Question

The speed is needed for a gas molecule to escape from a planet is ___​

Answer 1

To find:

Speed of gas molecules needed to escape from a planet.

Calculation:

Let mass of planet be M , mass of gas be m , radius of planet be r and Universal Gravitational Constant be G ;

So, the gas molecules need to have such a kinetic energy such that it can escape earth's Gravitational field and theoretically reach infinity.
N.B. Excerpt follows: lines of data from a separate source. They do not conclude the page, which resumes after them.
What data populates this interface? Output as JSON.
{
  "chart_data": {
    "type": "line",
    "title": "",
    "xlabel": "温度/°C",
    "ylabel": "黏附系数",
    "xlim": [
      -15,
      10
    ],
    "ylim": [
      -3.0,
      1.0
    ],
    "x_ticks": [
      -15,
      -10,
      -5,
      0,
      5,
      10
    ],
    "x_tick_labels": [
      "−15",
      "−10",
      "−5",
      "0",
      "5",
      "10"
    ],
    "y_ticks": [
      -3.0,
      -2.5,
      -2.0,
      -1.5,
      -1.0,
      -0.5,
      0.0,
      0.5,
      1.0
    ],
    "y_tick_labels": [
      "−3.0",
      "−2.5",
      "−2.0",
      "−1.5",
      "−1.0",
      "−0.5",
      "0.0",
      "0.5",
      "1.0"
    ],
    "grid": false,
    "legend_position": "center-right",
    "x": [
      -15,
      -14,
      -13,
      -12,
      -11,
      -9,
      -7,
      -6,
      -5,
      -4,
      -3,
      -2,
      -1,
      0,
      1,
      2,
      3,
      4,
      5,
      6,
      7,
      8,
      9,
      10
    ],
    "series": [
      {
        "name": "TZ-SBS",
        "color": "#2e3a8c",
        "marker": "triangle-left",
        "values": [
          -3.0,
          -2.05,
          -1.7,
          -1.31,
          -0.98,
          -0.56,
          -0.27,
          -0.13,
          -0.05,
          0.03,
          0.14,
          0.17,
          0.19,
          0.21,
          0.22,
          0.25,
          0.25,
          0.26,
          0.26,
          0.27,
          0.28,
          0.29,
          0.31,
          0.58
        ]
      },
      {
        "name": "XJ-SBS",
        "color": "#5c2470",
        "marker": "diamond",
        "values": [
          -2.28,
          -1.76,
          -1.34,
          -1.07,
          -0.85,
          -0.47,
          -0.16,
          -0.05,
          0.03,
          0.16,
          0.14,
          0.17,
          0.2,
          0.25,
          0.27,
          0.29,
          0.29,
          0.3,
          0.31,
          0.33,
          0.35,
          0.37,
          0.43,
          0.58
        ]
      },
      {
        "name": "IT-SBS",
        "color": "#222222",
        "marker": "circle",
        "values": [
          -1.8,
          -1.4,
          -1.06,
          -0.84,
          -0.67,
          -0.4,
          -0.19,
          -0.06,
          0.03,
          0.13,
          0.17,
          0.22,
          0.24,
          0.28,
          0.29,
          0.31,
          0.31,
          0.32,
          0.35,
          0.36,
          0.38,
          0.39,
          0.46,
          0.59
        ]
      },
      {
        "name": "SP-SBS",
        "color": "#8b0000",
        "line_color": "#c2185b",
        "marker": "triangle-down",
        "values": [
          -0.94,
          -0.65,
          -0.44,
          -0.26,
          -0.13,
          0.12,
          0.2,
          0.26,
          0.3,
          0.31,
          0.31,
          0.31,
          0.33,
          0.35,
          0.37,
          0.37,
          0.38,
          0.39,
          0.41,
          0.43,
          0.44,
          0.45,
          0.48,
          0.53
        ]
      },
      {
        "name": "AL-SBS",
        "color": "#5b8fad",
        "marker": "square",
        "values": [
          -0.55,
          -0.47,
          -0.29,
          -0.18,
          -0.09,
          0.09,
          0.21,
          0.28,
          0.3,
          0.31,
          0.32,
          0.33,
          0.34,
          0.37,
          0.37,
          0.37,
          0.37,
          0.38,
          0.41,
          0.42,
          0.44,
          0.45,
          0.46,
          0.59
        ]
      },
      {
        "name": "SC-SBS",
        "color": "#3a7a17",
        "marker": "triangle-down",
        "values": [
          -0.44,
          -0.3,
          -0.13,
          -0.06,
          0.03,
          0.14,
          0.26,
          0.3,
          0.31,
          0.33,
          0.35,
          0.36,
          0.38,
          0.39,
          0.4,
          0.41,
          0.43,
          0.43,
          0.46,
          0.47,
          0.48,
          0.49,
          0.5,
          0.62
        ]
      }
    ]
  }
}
$\rm{ \therefore \: KE1 + PE1 = KE2 + PE2}$

$\rm{ = > \dfrac{1}{2} m {(v_{esc} )}^{2} - \dfrac{GMm}{r} = 0 + 0}$

$\rm{ = > \dfrac{1}{2} m {(v_{esc} )}^{2} - \dfrac{GMm}{r} = 0}$

$\rm{ = > \dfrac{1}{2} m {(v_{esc} )}^{2} = \dfrac{GMm}{r} }$

$\rm{ = > \dfrac{1}{2} {(v_{esc} )}^{2} = \dfrac{GM}{r} }$

$\rm{ = > {(v_{esc} )}^{2} = \dfrac{2GM}{r} }$

$\boxed{ \rm{ = > v_{esc} = \sqrt{\dfrac{2GM}{r}} }}$

So, for any gas to escape a planet , this Velocity is required.

• Note that escape velocity doesn't depend on mass of gas.

• For example , in case of Earth the value comes as 11.2 km/sec.

Hope It Helps.